Утром Еремин встречал людей, устраивал, кормил, принимал грузы, отправлял инструмент на участок работ. Только вечером он увидел Бахтиярова. Тот двигался по улице медленно, не шел, а выступал, словно жрец, опираясь на плечи дружков и на голову возвышаясь над ними. За ним галдела, орала песни растрепанная свита с гармошкой, балалайкой и какой-то тоненькой, бренькающей штуковинкой. По бокам мохнато клубились собаки, и над всем этим вздымались пыль и гомон.

— Пасе, руми![1] — протягивает Бахтияров широкую, жесткую лапу и сияет. — Здравствуй, друг! Здравствуй, начальник. Здравствуй, яны поэр![2]

— Здравствуй, Бахтияров! — улыбается Еремин ж пожимает ему ладонь. — Здравствуй, руми!

— Зна-ешь?
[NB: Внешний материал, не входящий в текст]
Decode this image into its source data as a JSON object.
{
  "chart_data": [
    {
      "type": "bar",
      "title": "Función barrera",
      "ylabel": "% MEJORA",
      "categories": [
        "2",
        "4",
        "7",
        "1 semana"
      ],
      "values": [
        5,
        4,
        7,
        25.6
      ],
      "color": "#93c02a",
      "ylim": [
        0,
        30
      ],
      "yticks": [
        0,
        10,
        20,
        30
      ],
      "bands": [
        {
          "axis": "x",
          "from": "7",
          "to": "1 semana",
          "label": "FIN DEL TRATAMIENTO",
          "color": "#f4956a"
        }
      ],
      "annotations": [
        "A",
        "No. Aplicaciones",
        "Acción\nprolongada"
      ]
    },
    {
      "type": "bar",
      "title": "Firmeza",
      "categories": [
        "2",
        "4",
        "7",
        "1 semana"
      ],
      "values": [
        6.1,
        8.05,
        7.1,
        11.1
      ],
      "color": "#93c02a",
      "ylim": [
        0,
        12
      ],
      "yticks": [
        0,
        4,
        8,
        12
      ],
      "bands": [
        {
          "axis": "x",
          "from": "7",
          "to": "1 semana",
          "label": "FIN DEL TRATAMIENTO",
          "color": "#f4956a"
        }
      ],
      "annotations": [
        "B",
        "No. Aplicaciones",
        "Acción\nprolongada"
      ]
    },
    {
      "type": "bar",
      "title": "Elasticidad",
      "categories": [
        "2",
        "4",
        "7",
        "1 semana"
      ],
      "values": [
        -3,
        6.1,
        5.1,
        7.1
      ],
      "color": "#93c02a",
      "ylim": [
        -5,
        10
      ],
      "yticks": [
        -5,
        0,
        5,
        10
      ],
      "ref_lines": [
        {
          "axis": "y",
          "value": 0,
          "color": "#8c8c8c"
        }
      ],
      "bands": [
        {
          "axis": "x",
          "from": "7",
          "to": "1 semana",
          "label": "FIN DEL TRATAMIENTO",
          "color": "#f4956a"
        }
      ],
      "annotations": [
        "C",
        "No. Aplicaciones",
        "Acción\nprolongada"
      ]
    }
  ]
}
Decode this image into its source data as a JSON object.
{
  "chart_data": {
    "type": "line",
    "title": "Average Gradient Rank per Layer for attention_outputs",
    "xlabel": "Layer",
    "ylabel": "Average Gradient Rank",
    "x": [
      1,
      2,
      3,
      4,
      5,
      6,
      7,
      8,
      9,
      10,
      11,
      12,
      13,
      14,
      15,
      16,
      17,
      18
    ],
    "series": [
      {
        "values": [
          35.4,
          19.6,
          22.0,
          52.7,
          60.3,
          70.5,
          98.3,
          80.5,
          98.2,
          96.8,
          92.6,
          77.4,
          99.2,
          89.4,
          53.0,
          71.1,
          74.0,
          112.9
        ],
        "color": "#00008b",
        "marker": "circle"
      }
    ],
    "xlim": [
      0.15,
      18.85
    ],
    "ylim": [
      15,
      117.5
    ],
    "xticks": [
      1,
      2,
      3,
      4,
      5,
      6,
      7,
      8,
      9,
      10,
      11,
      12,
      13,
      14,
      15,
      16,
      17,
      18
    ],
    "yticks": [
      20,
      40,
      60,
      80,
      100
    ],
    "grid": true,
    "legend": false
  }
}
А? Ме-ня ты зна-ешь, начальник? — заволновался Бахтияров, и на широком приятном лице приоткрылись глазки, и рот растянулся в горделивой улыбке, и он принялся размахивать руками, весь охваченный жаром, пылко и быстро что-то говорить по-мансийски, клясться и божиться, что его знают все и везде. Потом согнал с лица улыбку, прищурился серьезно, деревянно как-то, поднял палец и, обращаясь к свите, четко выговорил по-русски:

— Он знает Бахтиярова! Он узнал меня! Меня знают все!

Стоит Бахтияров — не качнется, на крупной круглой голове темно-синяя пилотская фуражка, плечи плотно обтянуты парадным солдатским мундиром в сверкающих пуговицах, а мундир перепоясан широким моряцким ремнем с горящей на солнце бляхой. В синих галифе стоит Бахтияров, белых шерстяных носках и новых галошах. Сверкают эмблемы, высвечивают пуговицы, пряжка, сияют галоши, теплится улыбкой руми. Из-под воротника кителя будто невзначай выглядывает бруснично-красная рубашка.

— Меня знают все!

— Все, все тебя, Ляксей Бахтияров, знают, — загомонили друзья и родственники.

— Я самый богатый! — заявил Бахтияров совершенно трезвым и густым голосом.

Еремина неприятно царапнула эта неприкрытая, заносчивая похвальба. Колыхалась, сгибалась перед Бахтияровым толпа, вот-вот падет ниц, как перед шаманом и благодетелем, но Бахтияров неожиданно кончил:

— Все, что добываю, — ваше! Все, что имею, — на всех! Хоть за столом у меня кушай, хоть домой бери. Идем ко мне в гости, яны поэр!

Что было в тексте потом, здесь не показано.